440529 Impacts of Relative Permeability on Subsurface CO2 Mineralization and Storage

Friday, November 13, 2015: 10:35 AM
250E (Salt Palace Convention Center)
Brian McPherson1, Vivek Patil2, Nathan Moodie2, Adam Olsen2, Daniel Stout3 and Richard Esser2, (1)Civil Engineering, University of Utah, Salt Lake City, UT, (2)Department of Civil and Environmental Engineering, University of Utah, Salt Lake City, UT, (3)Department of Civil and Environmental Engineering, University of Utah, Salt Lake city, UT

One of the greatest sources of uncertainty associated with forecasting subsurface CO2 storage capacity, and associated trapping mechanisms, is permeability heterogeneity.  And, an often-overlooked source of heterogeneity in permeability is the relative permeability function assumed, and its calibration. A seemingly common approach to relative permeability for CO2 storage simulation analyses, due to lack of information, is to assume a “typical” relative permeability function and assign parameters based on similar rock type and geologic setting.
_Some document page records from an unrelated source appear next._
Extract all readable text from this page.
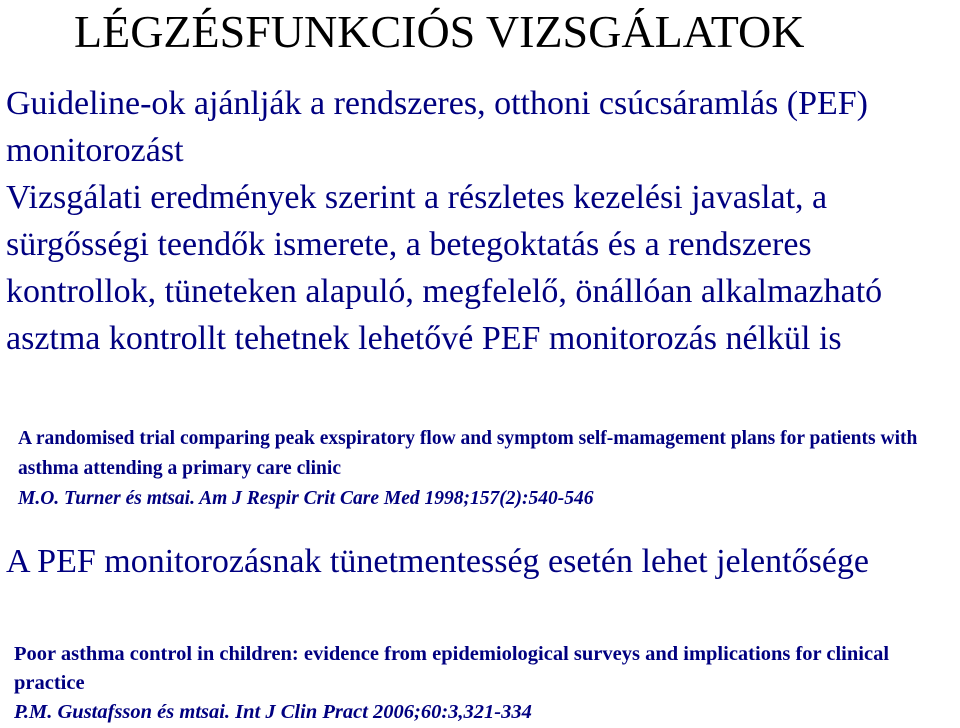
LÉGZÉSFUNKCIÓS VIZSGÁLATOK

Guideline-ok ajánlják a rendszeres, otthoni csúcsáramlás (PEF) monitorozást

Vizsgálati eredmények szerint a részletes kezelési javaslat, a sürgősségi teendők ismerete, a betegoktatás és a rendszeres kontrollok, tüneteken alapuló, megfelelő, önállóan alkalmazható asztma kontrollt tehetnek lehetővé PEF monitorozás nélkül is

A randomised trial comparing peak exspiratory flow and symptom self-mamagement plans for patients with asthma attending a primary care clinic
M.O. Turner és mtsai. Am J Respir Crit Care Med 1998;157(2):540-546

A PEF monitorozásnak tünetmentesség esetén lehet jelentősége

Poor asthma control in children: evidence from epidemiological surveys and implications for clinical practice
P.M. Gustafsson és mtsai. Int J Clin Pract 2006;60:3,321-334
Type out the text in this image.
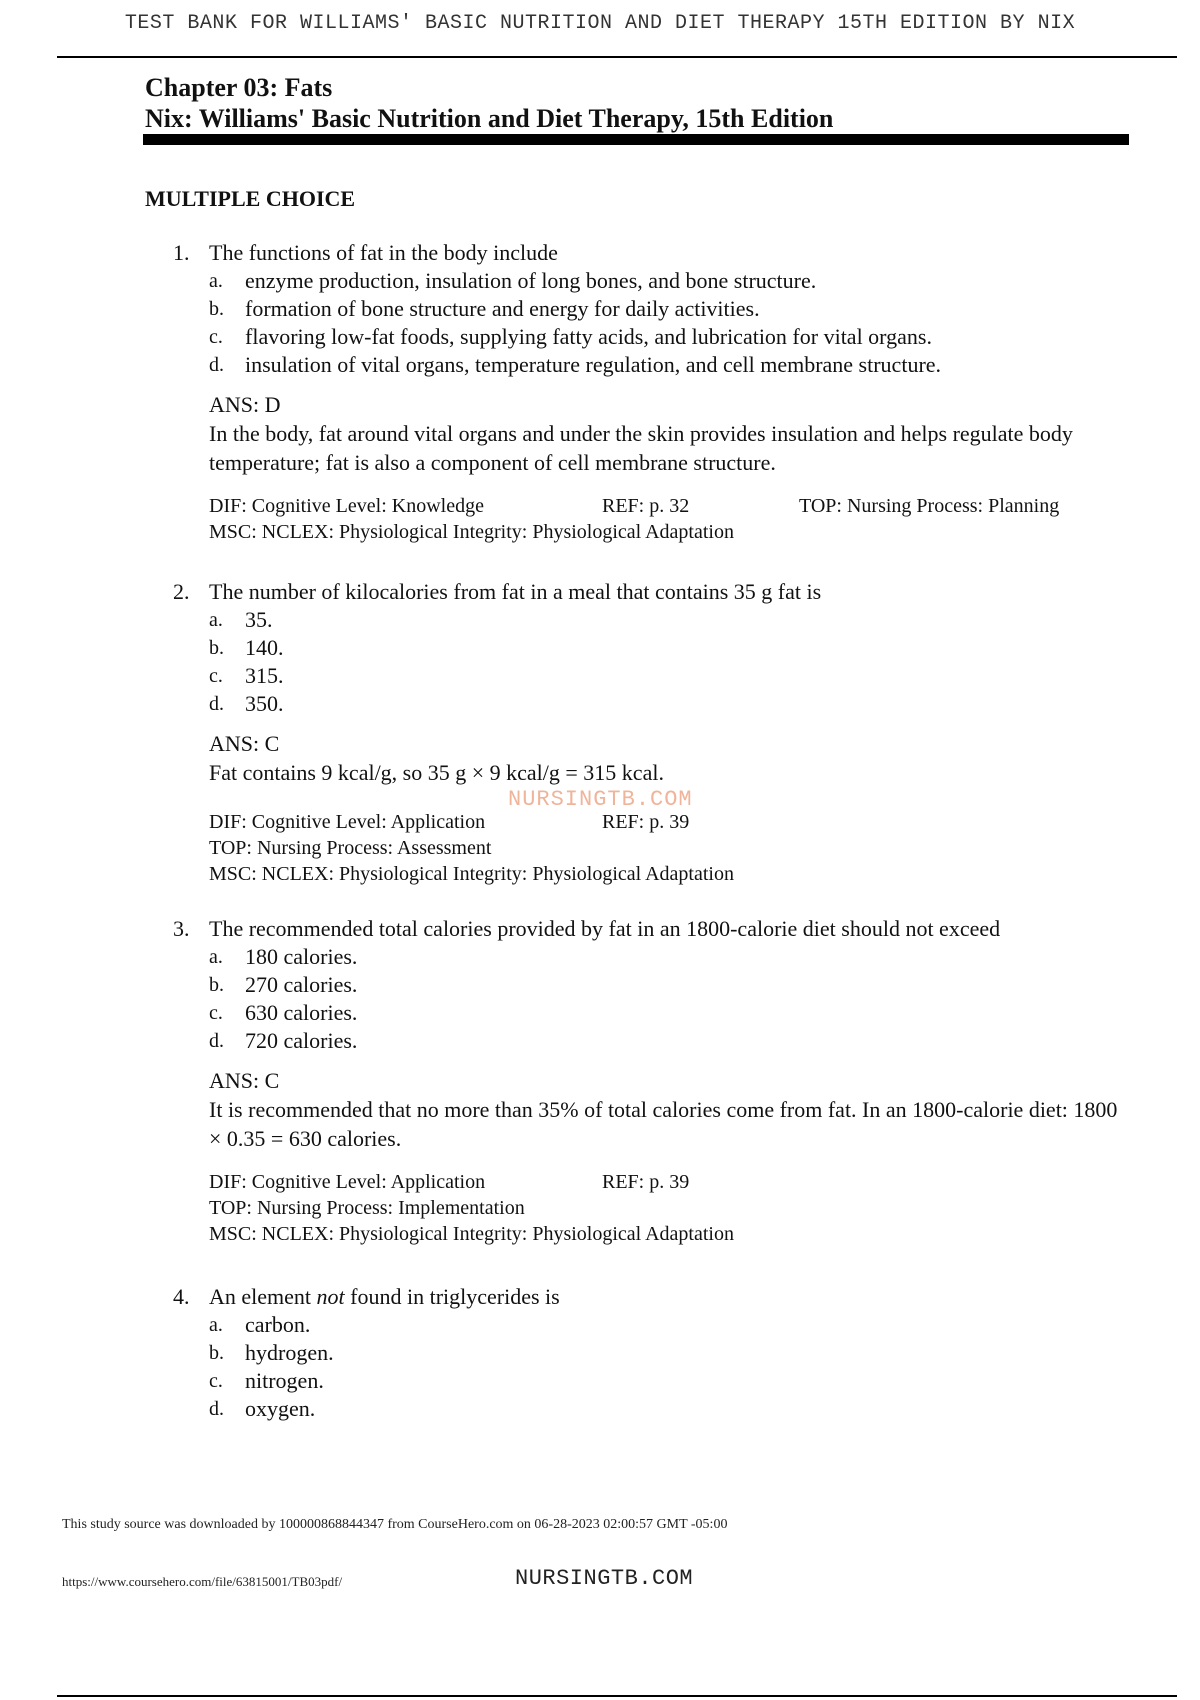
TEST BANK FOR WILLIAMS' BASIC NUTRITION AND DIET THERAPY 15TH EDITION BY NIX
Chapter 03: Fats
Nix: Williams' Basic Nutrition and Diet Therapy, 15th Edition
MULTIPLE CHOICE
1. The functions of fat in the body include
a. enzyme production, insulation of long bones, and bone structure.
b. formation of bone structure and energy for daily activities.
c. flavoring low-fat foods, supplying fatty acids, and lubrication for vital organs.
d. insulation of vital organs, temperature regulation, and cell membrane structure.
ANS: D
In the body, fat around vital organs and under the skin provides insulation and helps regulate body temperature; fat is also a component of cell membrane structure.
DIF: Cognitive Level: Knowledge	REF: p. 32	TOP: Nursing Process: Planning
MSC: NCLEX: Physiological Integrity: Physiological Adaptation
2. The number of kilocalories from fat in a meal that contains 35 g fat is
a. 35.
b. 140.
c. 315.
d. 350.
ANS: C
Fat contains 9 kcal/g, so 35 g × 9 kcal/g = 315 kcal.
DIF: Cognitive Level: Application	REF: p. 39
TOP: Nursing Process: Assessment
MSC: NCLEX: Physiological Integrity: Physiological Adaptation
NURSINGTB.COM
3. The recommended total calories provided by fat in an 1800-calorie diet should not exceed
a. 180 calories.
b. 270 calories.
c. 630 calories.
d. 720 calories.
ANS: C
It is recommended that no more than 35% of total calories come from fat. In an 1800-calorie diet: 1800 × 0.35 = 630 calories.
DIF: Cognitive Level: Application	REF: p. 39
TOP: Nursing Process: Implementation
MSC: NCLEX: Physiological Integrity: Physiological Adaptation
4. An element not found in triglycerides is
a. carbon.
b. hydrogen.
c. nitrogen.
d. oxygen.
This study source was downloaded by 100000868844347 from CourseHero.com on 06-28-2023 02:00:57 GMT -05:00
https://www.coursehero.com/file/63815001/TB03pdf/	NURSINGTB.COM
We evaluated how such a nearly-arbitrary approach to assigning relative permeability can impact forecasts of storage capacity, and mineralization trapping in particular. We developed and executed the same simulation model of a porous medium but with four different relative permeability curves (functions), and examined the evolution of gas saturation, calcite precipitation, and for a simulated fault, the fault porosity and fault sealing rate, for these different relative permeability formulations. Assigning one permutation as the “base case” for comparison, gas saturation varied considerably among the four models.  But, substantial differences in predictions of calcite precipitation were even more compelling. Accordingly, porosity evolution in the base-case model showed a trend where precipitated minerals formed early on and then dissolved in later stages of the simulations. Specifically, a ‘dissolution front’ moved up depth along flow pathways over time. For simulations of a generic fault zone with a marked contrast in porosity and permeability, using different relative permeability assignments also impacted predictions of fault self-sealing rates. At the top of the fault, each formulation predicted different sealing rates. For example, a van Genuchten formulation forecasted fault-sealing at almost twice the rate as a Corey formulation. The upshot of these results is that relative permeability assignment is a critical variable that must be calibrated with care; otherwise, perhaps a simple linear formulation will be just as meaningful as any other.